A Kinematic Tree

Many kinematic structures consist of a ``tree'' of rigid bodies, as opposed to a chain, as shown in Figure 2.13.a. The human body, with its joints and limbs attached to the torso, provides another example that can be modeled as a tree of rigid links. The position and orientation of bodies in a tree can be handled in the same way as those in a chain.

A single link can serve as the root of the tree. The position and orientation of a link, ${\cal A}_i$ is determined by applying the product of homogeneous matrices (2.12) or (2.14) along the sequence of links from ${\cal A}_i$ to the root link. All other branches in the three should be ignored when assigning the DH parameters.

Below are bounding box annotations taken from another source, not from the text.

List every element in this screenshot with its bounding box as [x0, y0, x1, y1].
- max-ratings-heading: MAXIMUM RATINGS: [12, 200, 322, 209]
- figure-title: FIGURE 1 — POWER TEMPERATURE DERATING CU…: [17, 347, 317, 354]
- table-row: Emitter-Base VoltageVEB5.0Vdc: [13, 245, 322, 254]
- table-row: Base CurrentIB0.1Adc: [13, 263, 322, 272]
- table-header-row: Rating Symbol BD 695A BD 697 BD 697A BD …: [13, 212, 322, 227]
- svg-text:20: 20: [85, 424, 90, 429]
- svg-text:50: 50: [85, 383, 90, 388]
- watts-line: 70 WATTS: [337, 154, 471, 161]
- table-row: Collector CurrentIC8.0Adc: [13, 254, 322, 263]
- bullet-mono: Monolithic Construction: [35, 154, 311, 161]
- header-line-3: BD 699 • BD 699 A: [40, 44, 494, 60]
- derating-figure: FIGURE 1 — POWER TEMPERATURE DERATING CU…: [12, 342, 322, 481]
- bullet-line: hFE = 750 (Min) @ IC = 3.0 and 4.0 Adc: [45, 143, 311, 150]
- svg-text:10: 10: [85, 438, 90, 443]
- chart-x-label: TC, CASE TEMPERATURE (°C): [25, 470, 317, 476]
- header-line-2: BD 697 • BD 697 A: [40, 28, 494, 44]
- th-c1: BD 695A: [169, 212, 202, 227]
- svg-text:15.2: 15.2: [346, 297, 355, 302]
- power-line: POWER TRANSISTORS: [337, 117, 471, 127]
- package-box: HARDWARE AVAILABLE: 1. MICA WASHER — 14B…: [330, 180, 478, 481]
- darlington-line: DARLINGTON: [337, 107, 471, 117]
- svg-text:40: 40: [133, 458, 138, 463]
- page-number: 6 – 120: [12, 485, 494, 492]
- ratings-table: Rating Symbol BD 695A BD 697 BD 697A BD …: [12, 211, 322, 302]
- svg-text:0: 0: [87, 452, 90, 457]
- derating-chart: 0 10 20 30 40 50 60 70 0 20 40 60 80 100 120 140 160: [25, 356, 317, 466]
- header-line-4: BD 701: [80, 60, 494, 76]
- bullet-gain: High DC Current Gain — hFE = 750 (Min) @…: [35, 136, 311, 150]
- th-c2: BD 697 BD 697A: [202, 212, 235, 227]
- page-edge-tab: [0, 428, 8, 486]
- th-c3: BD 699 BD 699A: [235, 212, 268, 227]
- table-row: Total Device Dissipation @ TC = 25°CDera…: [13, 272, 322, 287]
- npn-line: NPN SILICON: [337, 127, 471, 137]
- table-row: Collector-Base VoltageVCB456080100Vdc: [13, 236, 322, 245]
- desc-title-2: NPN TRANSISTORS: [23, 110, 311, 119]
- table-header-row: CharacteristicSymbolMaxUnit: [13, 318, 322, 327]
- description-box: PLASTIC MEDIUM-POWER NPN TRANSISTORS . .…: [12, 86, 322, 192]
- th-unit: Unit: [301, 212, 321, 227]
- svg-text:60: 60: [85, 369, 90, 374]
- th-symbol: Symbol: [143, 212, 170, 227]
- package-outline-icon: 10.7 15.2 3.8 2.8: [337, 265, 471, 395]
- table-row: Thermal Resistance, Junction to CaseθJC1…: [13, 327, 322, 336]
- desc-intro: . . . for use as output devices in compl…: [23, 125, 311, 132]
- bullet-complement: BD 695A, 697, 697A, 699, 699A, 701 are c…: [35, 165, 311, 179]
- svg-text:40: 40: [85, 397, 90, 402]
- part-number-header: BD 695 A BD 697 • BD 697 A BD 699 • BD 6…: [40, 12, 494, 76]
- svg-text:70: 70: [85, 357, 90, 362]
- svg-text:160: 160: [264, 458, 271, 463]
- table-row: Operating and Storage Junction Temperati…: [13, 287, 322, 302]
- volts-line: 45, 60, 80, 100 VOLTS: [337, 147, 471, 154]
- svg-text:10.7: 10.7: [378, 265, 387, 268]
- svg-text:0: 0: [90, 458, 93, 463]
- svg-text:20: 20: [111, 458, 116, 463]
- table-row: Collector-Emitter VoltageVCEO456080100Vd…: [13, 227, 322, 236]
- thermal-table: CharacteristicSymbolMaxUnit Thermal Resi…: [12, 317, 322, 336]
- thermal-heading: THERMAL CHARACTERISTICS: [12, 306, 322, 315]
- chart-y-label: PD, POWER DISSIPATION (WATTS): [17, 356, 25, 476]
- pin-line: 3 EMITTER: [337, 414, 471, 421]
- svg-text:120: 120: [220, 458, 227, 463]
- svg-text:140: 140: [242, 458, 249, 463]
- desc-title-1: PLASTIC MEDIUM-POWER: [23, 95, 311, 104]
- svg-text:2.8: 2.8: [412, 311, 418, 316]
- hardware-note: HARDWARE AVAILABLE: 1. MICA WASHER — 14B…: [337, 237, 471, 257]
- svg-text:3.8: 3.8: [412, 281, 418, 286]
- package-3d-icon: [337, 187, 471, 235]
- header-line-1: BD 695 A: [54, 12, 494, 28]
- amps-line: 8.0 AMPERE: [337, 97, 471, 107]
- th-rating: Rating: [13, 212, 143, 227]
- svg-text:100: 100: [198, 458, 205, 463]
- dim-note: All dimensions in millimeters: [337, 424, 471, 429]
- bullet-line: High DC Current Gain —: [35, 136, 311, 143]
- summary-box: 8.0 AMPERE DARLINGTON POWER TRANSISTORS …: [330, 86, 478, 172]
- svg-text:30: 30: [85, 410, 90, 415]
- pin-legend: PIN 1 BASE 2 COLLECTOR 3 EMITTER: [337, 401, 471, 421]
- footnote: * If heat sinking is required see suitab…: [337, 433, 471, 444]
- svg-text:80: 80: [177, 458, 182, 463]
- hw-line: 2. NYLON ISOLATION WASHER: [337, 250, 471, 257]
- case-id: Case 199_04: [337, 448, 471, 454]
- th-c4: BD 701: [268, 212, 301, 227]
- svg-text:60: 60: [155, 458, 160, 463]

Suppose that for the case of a 2D tree of bodies, all child links of ${\cal A}_i$ are attached the same joint. In this case the a_i parameter may be assigned in the usual way. If the child links are attached in at different joints, then the situation becomes more complicated. For each path in the tree, the chain of links can be handled in the usual way by assigning a distinct a parameter for each joint that connects a child. The required local frame for defining ${\cal A}_i$ will be different for each joint because the X axis must pass through the joint that connects the child link. One way to fix this problem is to abandon (2.12), and define a special homogeneous transformation matrix for each case. The situation becomes even more complicated for a 3D tree of bodies.

 

Figure 2.13:   General linkages: a) Instead of a chain of rigid bodies, a ``tree'' of rigid bodies can be considered; b) if there are loops, the problem becomes much more difficult because configurations must be assigned in a consistent way.